Saturday morning, Rome. Sara and I board a 7:30 am Frecciarossa for Napoli Centrale. Sara has 2 sfogliatelle in mind. She is keen on making a back-to-back comparison in a study on the city’s most acclaimed pastry. When we arrive, we make a beeline for Sfogliatelle A at Carraturo: just out of the oven, a perfectly thick crust, ricotta still warm. It crumbles ever so slightly when I break off a piece, ricotta despairingly falling to the ground. Pardon my Italian faux pas but I am not a ricotta person. Instead, I offer moral support as I sip my intense caffe macchiato, a commodity of excellence in itself. Mental notes tallied, we head for Sfogliatelle B at Attanasio.
B is located nearly under the train tracks. It is slightly scruffier and I hold my bag close, the endless warnings of Napoli pick-pockets reverberating in my head. This crust has a definitive cinnamon flavor and it is slightly drier, perhaps less butter. Judging on crust alone, I prefer A. Neapolitans stream into the cafe, each in search of their morning sfogliatelle just out of the brick oven.
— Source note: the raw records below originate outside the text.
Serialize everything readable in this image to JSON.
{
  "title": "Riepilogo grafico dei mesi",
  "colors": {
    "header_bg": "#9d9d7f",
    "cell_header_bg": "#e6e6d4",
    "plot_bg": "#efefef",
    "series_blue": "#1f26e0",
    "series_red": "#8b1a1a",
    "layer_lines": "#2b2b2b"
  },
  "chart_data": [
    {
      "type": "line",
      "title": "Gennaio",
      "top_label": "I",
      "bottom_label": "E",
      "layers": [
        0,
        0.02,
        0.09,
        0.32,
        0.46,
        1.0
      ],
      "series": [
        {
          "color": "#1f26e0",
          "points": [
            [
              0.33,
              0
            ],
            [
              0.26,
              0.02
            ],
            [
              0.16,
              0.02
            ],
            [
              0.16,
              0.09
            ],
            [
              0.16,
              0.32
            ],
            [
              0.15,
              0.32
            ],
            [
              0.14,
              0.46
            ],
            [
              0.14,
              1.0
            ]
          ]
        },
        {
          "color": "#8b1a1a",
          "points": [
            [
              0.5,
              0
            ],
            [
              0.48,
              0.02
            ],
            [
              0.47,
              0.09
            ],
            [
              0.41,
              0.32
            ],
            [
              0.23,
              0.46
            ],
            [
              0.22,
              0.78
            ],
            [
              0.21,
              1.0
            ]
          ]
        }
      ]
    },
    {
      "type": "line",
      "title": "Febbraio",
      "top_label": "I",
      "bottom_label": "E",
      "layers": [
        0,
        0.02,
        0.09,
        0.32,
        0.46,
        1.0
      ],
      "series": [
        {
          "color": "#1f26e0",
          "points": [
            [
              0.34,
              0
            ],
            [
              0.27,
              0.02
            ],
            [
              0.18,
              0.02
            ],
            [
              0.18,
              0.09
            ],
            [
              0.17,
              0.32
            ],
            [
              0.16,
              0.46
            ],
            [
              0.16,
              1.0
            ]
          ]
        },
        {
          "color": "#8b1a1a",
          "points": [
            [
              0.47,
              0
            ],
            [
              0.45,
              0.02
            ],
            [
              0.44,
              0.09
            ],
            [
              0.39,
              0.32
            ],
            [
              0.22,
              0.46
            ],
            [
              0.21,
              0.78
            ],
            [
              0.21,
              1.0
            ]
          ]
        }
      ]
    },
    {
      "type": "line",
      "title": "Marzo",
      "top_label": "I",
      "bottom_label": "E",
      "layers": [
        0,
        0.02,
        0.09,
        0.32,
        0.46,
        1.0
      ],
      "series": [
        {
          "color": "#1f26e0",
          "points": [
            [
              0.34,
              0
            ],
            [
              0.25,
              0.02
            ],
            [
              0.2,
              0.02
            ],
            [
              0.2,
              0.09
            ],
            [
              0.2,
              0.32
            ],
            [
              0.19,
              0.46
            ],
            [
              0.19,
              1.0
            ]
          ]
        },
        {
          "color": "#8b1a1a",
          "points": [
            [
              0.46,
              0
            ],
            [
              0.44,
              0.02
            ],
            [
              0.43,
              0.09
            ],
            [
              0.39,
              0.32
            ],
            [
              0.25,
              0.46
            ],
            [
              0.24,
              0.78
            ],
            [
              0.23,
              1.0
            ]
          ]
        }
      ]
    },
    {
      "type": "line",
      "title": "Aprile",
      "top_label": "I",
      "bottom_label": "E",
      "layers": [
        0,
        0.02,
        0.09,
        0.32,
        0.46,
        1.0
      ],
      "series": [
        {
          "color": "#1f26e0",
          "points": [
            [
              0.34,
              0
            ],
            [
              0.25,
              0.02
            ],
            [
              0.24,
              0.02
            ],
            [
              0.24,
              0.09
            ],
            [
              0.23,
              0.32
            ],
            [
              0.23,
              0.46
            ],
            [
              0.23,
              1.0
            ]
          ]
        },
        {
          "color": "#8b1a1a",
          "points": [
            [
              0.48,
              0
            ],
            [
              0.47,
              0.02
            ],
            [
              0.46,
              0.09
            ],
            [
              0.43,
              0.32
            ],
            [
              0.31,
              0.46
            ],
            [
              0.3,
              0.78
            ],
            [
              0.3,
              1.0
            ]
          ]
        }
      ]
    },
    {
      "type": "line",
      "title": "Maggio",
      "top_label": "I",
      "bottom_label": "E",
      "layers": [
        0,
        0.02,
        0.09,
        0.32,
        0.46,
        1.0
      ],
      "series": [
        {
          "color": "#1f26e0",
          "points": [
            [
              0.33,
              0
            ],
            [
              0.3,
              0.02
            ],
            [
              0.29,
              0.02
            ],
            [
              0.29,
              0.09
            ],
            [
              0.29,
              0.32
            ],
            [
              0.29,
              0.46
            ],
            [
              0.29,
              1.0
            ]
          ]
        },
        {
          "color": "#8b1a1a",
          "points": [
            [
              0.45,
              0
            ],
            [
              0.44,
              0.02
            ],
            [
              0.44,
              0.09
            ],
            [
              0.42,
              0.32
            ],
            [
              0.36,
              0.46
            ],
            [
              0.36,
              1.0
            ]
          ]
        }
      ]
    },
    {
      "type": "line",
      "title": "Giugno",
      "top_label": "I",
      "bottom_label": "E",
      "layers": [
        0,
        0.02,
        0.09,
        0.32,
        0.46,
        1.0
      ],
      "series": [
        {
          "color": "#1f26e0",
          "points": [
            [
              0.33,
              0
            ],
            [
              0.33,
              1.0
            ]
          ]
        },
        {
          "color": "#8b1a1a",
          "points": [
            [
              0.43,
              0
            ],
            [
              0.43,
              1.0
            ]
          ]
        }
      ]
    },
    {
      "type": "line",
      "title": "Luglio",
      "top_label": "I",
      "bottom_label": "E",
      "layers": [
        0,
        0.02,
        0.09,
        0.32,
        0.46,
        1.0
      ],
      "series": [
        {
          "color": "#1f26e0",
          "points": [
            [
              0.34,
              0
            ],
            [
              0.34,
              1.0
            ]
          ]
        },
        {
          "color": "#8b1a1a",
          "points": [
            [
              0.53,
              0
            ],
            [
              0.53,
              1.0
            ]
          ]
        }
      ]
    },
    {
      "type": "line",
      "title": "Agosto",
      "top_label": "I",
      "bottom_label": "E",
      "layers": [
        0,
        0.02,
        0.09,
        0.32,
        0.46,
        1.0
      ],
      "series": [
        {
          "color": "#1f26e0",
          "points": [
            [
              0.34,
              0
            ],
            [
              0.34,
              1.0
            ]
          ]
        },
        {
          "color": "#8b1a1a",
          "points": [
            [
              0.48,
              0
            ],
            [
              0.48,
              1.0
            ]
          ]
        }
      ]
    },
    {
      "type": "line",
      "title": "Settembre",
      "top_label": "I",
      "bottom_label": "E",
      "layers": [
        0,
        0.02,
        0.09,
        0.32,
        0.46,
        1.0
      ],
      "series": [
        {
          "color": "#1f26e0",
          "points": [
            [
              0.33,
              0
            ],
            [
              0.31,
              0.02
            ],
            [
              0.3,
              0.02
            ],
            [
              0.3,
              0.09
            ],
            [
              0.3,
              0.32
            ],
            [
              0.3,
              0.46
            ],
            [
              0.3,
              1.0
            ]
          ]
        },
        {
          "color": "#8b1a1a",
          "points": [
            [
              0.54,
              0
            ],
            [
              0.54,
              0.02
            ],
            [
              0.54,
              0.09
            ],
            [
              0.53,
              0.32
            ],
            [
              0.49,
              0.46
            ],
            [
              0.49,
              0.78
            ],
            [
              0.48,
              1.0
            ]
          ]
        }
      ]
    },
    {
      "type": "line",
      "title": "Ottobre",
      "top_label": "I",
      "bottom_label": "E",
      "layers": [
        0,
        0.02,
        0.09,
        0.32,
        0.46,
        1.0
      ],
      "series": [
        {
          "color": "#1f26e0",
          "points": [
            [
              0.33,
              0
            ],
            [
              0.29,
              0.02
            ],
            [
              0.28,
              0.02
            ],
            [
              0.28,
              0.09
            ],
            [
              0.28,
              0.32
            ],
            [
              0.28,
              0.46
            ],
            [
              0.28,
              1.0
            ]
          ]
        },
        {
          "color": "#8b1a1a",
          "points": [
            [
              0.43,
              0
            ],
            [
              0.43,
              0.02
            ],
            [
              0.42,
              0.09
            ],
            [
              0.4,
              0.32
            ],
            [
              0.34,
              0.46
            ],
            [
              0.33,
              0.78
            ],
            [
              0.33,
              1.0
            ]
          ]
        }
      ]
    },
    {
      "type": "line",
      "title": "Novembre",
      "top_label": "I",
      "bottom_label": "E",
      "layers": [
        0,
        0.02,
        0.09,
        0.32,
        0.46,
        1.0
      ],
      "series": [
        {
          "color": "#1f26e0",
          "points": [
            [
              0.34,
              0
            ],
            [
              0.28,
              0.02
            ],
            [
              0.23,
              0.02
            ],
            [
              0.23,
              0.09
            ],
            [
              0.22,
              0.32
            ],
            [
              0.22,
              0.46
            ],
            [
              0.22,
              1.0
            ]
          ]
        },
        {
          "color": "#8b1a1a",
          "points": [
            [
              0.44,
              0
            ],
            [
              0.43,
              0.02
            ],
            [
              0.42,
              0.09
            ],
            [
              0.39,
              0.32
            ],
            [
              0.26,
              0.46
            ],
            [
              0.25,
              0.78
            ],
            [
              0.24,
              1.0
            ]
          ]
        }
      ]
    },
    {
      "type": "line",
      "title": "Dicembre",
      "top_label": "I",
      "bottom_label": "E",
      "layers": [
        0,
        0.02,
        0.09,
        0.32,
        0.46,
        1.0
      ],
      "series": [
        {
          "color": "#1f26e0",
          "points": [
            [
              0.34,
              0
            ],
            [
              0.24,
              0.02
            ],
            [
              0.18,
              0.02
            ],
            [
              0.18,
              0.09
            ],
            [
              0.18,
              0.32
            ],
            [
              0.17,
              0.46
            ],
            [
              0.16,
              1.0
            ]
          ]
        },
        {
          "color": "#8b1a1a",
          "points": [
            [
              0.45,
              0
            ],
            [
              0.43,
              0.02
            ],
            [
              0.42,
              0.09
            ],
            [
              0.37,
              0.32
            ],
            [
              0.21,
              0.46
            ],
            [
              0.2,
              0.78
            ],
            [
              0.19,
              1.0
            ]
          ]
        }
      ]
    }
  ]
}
More mental notes are made, and we are off to the mercato.
Carts everywhere, boxes of Sicilian oranges, round tubs of various cozze and vongole, and live octopus’ wrapping around mongers’ arms. A cigarette hangs out of one fishmongers mouth while the octopus wraps its legs around his forearm; he gesticulates with one hand, looking out past his customer down the street of vendors and uneven cobblestones with his eyes half-closed, a bit like Marlon Brando might have done if he played a Neapolitan. I am enamored of his nonchalance and his short rubber boots. He lets me take photos of him and his 8-legged friend. Spanish dance music mingles with the sounds of carts wheeling down the narrow lanes, Neapolitans yelling out their requests for this and that type of cut, a kilo of carciofi, a bag of garlic, maybe a kilo of the season’s first fave.
I have always been drawn to markets; they are the lifeblood of a city, a town, a village… the people are at their friendliest, their most thoughtful, their most patient and forthright. They know what they are looking for or they are open to inspiration. While some markets are neat and tidy, parallel rows of vendors or one neatly lined up after another, markets in Napoli are, needless to say, a bit more jolting. One vendor meshes into another. It feels almost as if I took a valium, and I am riding a wave through the streets. An old man has piled his produce on the hood of his car, 2 young men are yelling out fish prices in the corner of my eye, one crosses in front of me to forcefully unload a bucket of water which previously housed 10 dozen clams, and one Nonna Strega sits on a chair in the middle of the sidewalk with 3 carts of garlic, yelling and motioning god knows what with her hands. It is as if I have turned off the sound and turned it up at the same time.
From the market we head towards a V.I.P. (very important pizza) at Sorbillo. We stand at the door in anticipation of a Saturday hoard beginning at 11:30, and sure enough, by 11:45 we are fully surrounded by patient Neapolitans who know their pizza from their pizza. I chat with a woman who clearly has been here before; she and her husband were the first in line and I quiz her on which table is best. By 12, the 75 or so people are closing in on us, and we are barely able to step to the side to allow the restaurant to open its front door. A mad dash is made for the first seating, orders are taken, and one by one the margheritas glide by. With the trusted advice of previously mentioned Sorbillo expert and my new Neapolitan Nonna, I order the margherita with mozzarella DOP; a whopping 7 euro pizza compared to the normal 3.50. It is light as air, and the tomato sauce, so simple, is so divine I think I could drink it. My new Nonna calls to me from her table. ‘See?’ She motions to fold the pizza into thirds and then eat it. Then, one minute later, she calls to me again. ‘See?’ She points to the crust. ‘Don’t eat. You get:’ And she makes a big circle around her tummy with her hands. ‘Fat!’ Ah, the innate maternal instincts of southern Italians. After Nonna invites us to her house in Amalfi for Pasqua (and she really means it), Sara and I make room for the next seating at Sorbillo and we head down to the water to walk off our DOP. The day feels complete; we sfogliatelle-ed, mercato-ed, and pizza-ed. Well done, Napoli.